Rights of the data subject
Data Subjects may exercise the rights recognised by Articles 15-22 of the GDPR and in particular may request access to data concerning them and the information referred to in Art. 15 of the GDPR (processing purpose, categories of personal data, etc.), the erasure thereof, the rectification of inaccurate data, the integration of incomplete data and the restrictionof processing in the cases provided for by Art. 18 of the GDPR [1], as well as the right to receive the data in a structured format, which is commonly used and readable by an automatic device, and, if technically feasible, to have it sent to another data controller without impediment (“right to data portability”).

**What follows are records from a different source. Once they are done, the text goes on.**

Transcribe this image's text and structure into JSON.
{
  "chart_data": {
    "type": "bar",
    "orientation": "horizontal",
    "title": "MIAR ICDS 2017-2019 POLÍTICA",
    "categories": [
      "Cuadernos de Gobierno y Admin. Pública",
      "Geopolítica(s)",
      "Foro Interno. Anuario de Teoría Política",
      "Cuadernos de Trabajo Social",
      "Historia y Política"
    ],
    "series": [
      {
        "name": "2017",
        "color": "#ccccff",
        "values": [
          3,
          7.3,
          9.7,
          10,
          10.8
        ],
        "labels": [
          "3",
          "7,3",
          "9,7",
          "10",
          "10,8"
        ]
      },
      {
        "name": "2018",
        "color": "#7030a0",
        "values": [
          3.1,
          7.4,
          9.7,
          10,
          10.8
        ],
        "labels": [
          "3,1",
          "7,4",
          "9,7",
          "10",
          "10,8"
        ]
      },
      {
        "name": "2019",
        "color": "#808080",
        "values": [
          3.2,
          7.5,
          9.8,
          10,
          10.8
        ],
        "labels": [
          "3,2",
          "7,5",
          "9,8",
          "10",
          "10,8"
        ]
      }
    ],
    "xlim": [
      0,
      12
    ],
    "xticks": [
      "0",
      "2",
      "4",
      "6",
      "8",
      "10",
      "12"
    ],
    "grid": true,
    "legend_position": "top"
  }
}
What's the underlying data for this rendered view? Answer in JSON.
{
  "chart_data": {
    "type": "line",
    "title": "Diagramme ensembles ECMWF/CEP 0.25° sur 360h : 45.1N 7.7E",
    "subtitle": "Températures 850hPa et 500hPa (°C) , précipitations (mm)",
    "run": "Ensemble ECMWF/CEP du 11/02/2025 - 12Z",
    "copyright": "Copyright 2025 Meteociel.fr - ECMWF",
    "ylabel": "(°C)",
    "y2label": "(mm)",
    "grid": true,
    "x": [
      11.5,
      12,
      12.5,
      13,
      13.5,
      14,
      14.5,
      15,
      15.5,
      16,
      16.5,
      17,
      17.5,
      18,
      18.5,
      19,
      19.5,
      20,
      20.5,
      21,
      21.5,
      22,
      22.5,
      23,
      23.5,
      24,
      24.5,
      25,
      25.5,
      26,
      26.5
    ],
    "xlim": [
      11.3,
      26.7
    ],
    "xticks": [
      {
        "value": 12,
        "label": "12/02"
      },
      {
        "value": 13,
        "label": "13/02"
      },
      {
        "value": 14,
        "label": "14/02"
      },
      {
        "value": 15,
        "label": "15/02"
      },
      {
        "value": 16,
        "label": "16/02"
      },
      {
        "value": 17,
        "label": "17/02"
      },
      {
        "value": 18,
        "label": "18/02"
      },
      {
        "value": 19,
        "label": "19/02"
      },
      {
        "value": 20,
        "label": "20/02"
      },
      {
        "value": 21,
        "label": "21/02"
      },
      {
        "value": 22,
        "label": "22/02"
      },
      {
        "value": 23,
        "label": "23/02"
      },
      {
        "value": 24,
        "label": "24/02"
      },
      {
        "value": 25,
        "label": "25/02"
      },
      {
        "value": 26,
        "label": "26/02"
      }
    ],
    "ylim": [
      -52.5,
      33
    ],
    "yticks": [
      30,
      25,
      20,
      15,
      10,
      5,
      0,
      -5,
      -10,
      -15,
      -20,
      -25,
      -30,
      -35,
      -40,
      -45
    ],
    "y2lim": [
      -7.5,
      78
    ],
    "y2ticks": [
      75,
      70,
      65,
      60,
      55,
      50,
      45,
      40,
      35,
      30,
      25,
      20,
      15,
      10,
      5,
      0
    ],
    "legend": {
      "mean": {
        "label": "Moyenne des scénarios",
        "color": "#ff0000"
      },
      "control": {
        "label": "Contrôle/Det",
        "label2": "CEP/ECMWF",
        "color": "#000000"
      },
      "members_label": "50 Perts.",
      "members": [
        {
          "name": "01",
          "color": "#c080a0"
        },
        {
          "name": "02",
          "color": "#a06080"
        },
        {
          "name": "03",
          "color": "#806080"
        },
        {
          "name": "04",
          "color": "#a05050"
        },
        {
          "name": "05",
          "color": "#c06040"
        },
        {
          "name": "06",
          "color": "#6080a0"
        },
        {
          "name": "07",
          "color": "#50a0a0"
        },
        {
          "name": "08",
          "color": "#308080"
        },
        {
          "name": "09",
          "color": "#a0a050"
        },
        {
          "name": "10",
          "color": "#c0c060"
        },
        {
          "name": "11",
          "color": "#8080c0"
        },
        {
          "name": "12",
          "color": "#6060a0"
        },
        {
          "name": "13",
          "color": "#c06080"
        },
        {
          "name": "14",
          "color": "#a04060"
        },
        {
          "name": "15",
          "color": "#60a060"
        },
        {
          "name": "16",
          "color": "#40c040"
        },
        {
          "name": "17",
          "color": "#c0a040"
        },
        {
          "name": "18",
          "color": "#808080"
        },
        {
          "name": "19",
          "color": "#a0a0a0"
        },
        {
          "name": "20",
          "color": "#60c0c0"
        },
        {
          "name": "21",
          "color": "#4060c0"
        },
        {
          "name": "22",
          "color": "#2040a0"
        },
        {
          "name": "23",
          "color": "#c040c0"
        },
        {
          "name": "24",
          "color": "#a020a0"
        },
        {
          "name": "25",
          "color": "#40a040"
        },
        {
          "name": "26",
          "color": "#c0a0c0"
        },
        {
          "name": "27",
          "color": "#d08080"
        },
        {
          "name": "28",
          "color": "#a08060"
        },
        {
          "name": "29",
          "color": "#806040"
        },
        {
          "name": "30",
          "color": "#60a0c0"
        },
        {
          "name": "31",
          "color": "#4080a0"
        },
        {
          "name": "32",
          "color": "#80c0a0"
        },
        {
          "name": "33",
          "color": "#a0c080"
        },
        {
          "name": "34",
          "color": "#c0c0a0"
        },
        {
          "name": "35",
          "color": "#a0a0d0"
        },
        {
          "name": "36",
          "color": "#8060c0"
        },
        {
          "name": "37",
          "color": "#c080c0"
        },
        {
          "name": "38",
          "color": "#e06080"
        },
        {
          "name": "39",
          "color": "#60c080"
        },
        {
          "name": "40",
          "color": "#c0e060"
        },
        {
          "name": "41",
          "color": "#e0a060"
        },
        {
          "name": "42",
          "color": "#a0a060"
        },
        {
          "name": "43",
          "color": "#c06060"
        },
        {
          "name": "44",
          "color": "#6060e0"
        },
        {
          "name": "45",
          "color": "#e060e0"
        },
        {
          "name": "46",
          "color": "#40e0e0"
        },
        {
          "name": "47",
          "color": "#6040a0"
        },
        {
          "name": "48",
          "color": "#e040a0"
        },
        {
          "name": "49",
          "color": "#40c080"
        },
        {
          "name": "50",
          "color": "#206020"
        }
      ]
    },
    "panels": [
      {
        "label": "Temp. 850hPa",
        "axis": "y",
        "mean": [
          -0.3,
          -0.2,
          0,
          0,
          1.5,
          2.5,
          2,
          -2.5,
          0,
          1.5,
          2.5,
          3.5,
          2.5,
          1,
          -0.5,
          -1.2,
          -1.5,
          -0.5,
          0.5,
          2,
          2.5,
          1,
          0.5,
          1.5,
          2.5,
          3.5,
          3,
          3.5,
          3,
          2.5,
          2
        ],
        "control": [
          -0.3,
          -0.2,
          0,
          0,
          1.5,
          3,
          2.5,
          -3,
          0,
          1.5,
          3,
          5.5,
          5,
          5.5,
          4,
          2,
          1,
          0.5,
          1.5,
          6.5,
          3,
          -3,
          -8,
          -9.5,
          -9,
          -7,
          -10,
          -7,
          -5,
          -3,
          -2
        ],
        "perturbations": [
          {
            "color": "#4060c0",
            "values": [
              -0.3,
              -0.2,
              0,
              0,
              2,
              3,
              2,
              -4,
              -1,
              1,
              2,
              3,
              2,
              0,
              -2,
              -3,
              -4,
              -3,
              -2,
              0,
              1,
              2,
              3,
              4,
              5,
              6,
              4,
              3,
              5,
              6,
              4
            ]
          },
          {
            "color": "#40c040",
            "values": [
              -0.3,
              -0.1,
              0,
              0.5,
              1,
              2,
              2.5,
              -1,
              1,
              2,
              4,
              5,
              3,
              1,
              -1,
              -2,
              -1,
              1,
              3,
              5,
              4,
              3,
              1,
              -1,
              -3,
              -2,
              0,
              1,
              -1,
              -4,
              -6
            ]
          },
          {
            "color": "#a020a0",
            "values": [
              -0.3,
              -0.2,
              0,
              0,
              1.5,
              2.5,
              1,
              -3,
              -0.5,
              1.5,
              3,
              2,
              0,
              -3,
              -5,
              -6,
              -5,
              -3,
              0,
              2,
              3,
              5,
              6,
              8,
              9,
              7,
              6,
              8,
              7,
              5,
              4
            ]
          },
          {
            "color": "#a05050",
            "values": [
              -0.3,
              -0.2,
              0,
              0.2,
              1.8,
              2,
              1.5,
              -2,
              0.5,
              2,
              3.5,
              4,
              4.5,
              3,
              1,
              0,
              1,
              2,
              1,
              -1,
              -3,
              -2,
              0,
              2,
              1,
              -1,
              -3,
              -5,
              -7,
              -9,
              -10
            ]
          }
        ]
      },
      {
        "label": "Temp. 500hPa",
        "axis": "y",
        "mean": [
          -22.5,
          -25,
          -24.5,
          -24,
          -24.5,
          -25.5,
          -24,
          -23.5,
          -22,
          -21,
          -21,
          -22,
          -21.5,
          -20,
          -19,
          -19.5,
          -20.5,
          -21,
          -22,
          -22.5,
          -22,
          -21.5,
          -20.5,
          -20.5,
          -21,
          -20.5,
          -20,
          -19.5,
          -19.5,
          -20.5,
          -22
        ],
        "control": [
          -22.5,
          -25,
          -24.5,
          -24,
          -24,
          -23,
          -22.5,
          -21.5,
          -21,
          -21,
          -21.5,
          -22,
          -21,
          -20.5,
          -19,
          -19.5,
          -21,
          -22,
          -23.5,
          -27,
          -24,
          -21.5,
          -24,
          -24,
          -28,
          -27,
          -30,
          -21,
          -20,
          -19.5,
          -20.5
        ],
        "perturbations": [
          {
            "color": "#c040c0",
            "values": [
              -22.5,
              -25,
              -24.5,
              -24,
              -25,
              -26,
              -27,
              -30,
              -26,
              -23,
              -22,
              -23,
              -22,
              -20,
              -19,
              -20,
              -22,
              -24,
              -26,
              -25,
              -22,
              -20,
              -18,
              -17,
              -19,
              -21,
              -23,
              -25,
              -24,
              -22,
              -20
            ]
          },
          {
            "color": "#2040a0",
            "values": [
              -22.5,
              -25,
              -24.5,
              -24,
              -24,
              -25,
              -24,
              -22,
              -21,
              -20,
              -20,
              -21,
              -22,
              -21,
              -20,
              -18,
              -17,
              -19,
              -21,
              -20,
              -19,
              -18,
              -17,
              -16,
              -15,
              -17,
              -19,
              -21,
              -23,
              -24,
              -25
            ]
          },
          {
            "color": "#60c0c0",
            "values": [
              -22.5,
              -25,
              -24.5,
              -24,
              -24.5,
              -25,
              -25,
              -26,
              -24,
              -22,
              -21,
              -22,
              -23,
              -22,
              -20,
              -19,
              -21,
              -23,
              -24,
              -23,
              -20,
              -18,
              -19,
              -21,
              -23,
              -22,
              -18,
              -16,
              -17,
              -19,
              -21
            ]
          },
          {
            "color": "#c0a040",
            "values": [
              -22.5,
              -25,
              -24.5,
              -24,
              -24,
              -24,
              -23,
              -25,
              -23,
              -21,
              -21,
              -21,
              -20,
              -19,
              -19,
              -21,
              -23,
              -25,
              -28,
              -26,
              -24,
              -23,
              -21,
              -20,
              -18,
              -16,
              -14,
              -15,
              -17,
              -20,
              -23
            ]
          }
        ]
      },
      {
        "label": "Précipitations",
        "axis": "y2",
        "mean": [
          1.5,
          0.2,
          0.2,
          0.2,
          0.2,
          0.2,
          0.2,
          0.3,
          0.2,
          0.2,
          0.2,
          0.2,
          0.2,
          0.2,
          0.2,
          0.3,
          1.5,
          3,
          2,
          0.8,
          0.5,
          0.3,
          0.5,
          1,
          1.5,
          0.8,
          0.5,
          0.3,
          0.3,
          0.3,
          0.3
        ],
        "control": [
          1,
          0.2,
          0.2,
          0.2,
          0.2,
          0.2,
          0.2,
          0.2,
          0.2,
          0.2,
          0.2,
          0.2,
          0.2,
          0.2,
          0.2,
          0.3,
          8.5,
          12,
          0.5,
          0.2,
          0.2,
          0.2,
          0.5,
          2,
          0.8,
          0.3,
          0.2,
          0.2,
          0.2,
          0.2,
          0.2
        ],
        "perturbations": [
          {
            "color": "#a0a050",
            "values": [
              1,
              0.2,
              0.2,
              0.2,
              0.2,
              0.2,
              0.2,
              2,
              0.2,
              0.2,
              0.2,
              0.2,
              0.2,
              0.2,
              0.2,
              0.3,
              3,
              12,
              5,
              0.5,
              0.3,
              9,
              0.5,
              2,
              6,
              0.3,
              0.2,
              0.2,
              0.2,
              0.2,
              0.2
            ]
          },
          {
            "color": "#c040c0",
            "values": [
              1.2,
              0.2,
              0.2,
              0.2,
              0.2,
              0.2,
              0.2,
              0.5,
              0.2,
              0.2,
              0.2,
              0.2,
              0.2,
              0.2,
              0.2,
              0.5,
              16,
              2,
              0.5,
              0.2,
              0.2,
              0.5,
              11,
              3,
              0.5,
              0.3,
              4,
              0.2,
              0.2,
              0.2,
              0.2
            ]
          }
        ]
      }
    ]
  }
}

In order to exercise their rights, the Data Subject may contact the Data Controller by sending a written communication to the above address or an email to privacy@biesse.com
At any time, the Data Subject may submit a complaint to the Italian Data Protection Authority (Article 77 GDPR), as well as to bring the matter before the appropriate courts (Article 79 GDPR).
[1] Pursuant to Art. 18 of the GDPR, data subjects have the right to obtain restriction of processing from the data controller
if:
a) the accuracy of the personal data is contested by the data subject, for a period enabling the controller to verify the accuracy of the personal data;
b) the processing is unlawful and the data subject objects to the erasure of the personal data and instead requests the restriction of its use;
c) although the controller no longer needs the personal data for the processing purposes, it is required by the data subject for the establishment, exercise or defence of legal claims;
d) the data subject has objected to processing pursuant to Art. 21(1) pending the verification whether the legitimate grounds of the controller override those of the data subject.
2. Where processing has been restricted under paragraph 1, such personal data shall, with the exception of storage, only be processed with the data subject's consent or for the establishment, exercise or defence of legal claims or for the protection of the rights of another natural or legal person or for reasons of important public interest of the Union or of a Member State.
3. A data subject who has obtained restriction of processing pursuant to paragraph 1 shall be informed by the controller before the restriction of processing is lifted.